ダ・ル・マ・3・が・コ・ロ・シ・タ(上) 【完】
宴もたけなわ、ひょんなことからある話題で持ちきりとなる。
「なぁ、オオヌキユキエって覚えてるか?」
「ぁ! それ、友達申請来た!」
「俺も」
「「私も」」
「経歴には開桜中学校って書いてあるんだけどさ、未だにどんなヤツだったか思い出せなくて」
――……。
沈黙。皆も僕と同じように、記憶のアルバムをめくっているのだろう。
すると、女にはとにかく見境のなかった山口基弘がヒントをくれた。
「俺、覚えてるよ」
そんなヤツが今年の春から医者になる。世も末。
「さすがグッさん! どんなヤツ?」
身長は150センチ程度。
それでいて太っている。
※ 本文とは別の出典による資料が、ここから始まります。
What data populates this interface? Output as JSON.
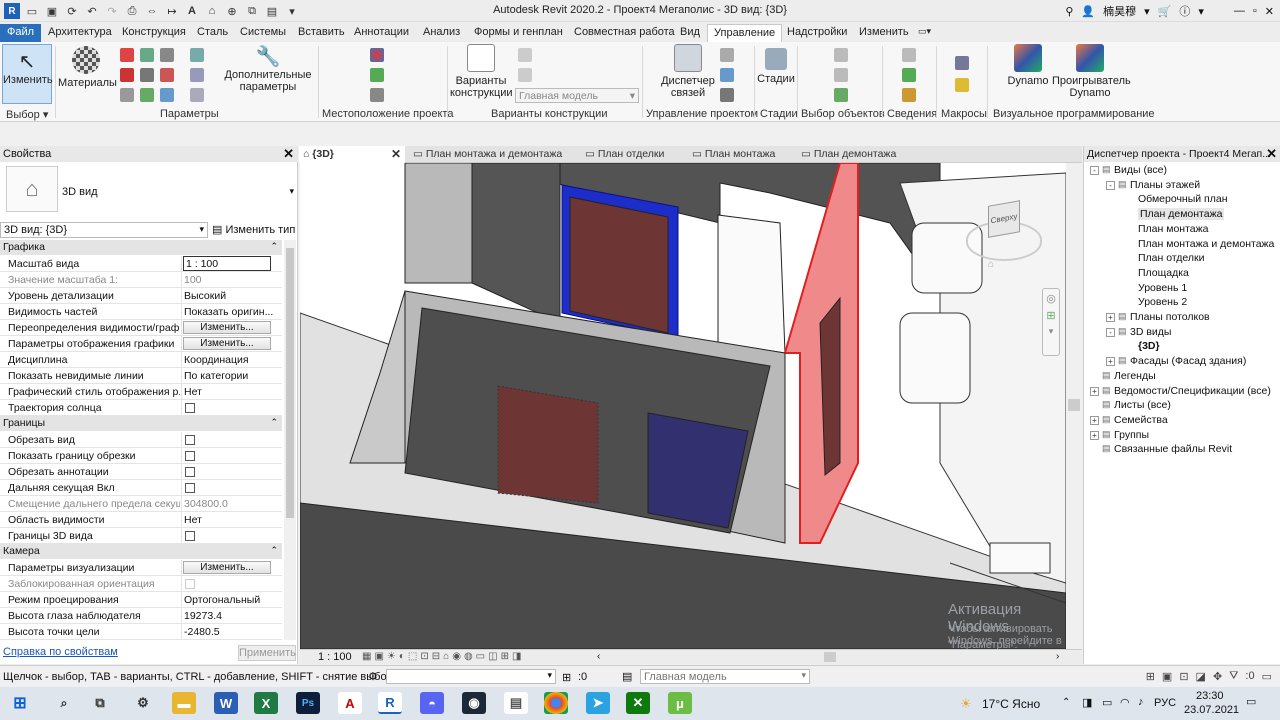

俗に云う“ずんぐりむっくり”。
無口で、いつも本を読んでいて、肌は雪のように白い。
「だから、付いたあだ名は?」
途端、皆の頭上に電球が灯った様子。
「「ユキダルマ!!」」
「そう! 誰が言いはじめたんだか、すごくいいネーミングだよな」
「たしかに! だからフルネームで言われても思い出せなかったんだ」
いいや、違う。過去の汚点をほじくり返したくないだけ。
3年1組の生徒は当時、大貫幸恵をイジメていた。
もちろん全員ではない。僕だって、そんな低俗な行いに加担したことはないし。
でも、ほぼ全員が笑って見ていたのだから同罪だ。